The key strengths of this study include the use of a robust multivariate method (LDA), the use of an internationally recognised dataset (the IMD Smart City Index 2024), and the combination of theoretical and policy-focused analyses. Methodologically, the analysis is new to the literature on sustainability assessment, moving away from descriptive rankings to focus on the structural determinants of smart urbanisation. This approach provides decision makers with a diagnostic framework for aligning urban initiatives with national policy structures as well as for monitoring consistency across territories. Blending classification accuracy, posterior probabilities, and canonical visualisation provides a multidimensional description of how cities embody national agendas.

However, some limitations must be considered. Firstly, the differential representation of cities within states may bias group centroids and the stability of discriminant functions. Secondly, while helpful, the use of perception-based indicators is prone to cultural interpretation or reporting bias. Thirdly, the cross-sectional nature of the data restricts our ability to draw conclusions about the temporal development or robustness of national smartness models.

For policymakers, the findings highlight the importance of designing national smart city strategies that balance top-down coordination with bottom-up flexibility effectively. Countries that invest in harmonised data infrastructures, integrated policy platforms, and mechanisms for local experimentation are better placed to promote sustainable urban innovation. At the same time, intra-national divergences in smart city profiles highlight the need for place-sensitive interventions and continuous policy monitoring. National smart city frameworks must therefore be adaptive and inclusive, capable of responding to territorial diversity while maintaining overall coherence with national and global sustainability objectives. Practical policy instruments derived from our findings include performance-based funding aligned with SDG progress, national coordination councils for digital transition in cities, interoperable data governance frameworks, and local pilot zones for testing smart city solutions under regulatory supervision. These tools ensure that institutional heterogeneity becomes a resource for differentiated, context-sensitive urban development, rather than a barrier to innovation.

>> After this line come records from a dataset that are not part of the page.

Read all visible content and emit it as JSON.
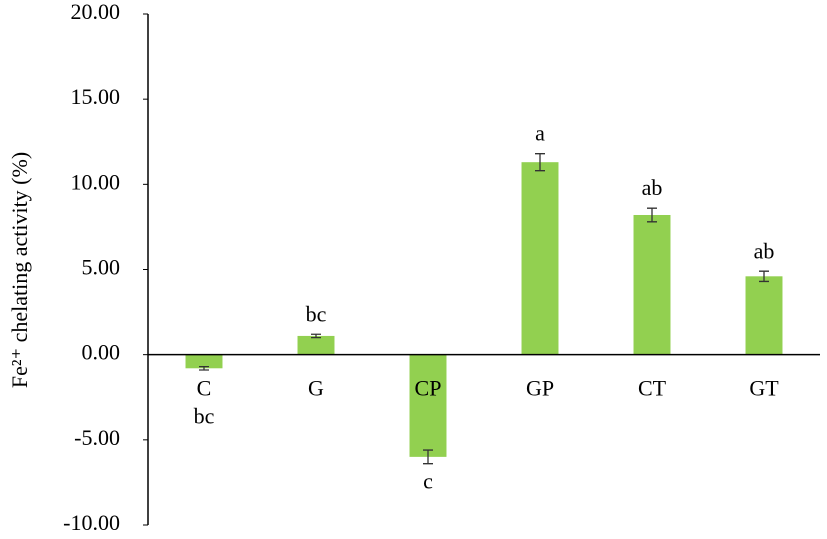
{
  "chart_data": {
    "type": "bar",
    "y_label": "Fe²⁺ chelating activity (%)",
    "categories": [
      "C",
      "G",
      "CP",
      "GP",
      "CT",
      "GT"
    ],
    "values": [
      -0.8,
      1.1,
      -6.0,
      11.3,
      8.2,
      4.6
    ],
    "errors": [
      0.1,
      0.1,
      0.4,
      0.5,
      0.4,
      0.3
    ],
    "annotations": [
      "bc",
      "bc",
      "c",
      "a",
      "ab",
      "ab"
    ],
    "color": "#92d050",
    "ylim": [
      -10,
      20
    ],
    "yticks": [
      {
        "value": -10,
        "label": "-10.00"
      },
      {
        "value": -5,
        "label": "-5.00"
      },
      {
        "value": 0,
        "label": "0.00"
      },
      {
        "value": 5,
        "label": "5.00"
      },
      {
        "value": 10,
        "label": "10.00"
      },
      {
        "value": 15,
        "label": "15.00"
      },
      {
        "value": 20,
        "label": "20.00"
      }
    ],
    "grid": false
  }
}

Future research will need to address these gaps and extend the analytical scope. Methodological extensions involving machine learning classifiers could improve the robustness of models and confirm the persistence of national smart city typologies under different specifications. Longitudinal studies could track trends in city profiles over time to evaluate the durability or transformation of national models. Comparative studies between Global North and Global South regions could investigate whether similar clustering mechanisms operate in different development environments. Methodologically, using machine learning classifiers or mixed methods (quantitative and qualitative) could provide a richer explanation. Additionally, examining the role of intercity networks, global smart city rankings, and transnational policy diffusion could reveal emerging urban convergence trends that transcend national borders.

Combining urban data analysis, institutional theory, and spatial planning offers a way to develop more nuanced models of smart and sustainable cities. Current studies exemplify how blending quantitative methods, such as multivariate analysis, with qualitative knowledge of governance and participation can better fulfil both theoretical and policy goals. Examining this combination is essential for understanding the complexity of urban transformation in different national contexts.

In conclusion, this study shows that achieving smart and sustainable urbanisation requires more than technological innovation or isolated local initiatives. Rather, it fundamentally depends on institutional architectures that support, enable, or constrain urban transformation. Recognising the central role of national governance models is essential for developing effective and equitable urban policies and for advancing a global sustainability agenda that remains attentive to the diversity of local contexts. This research reveals that the road to sustainable smart cities is paved not only with innovation but also with institutions.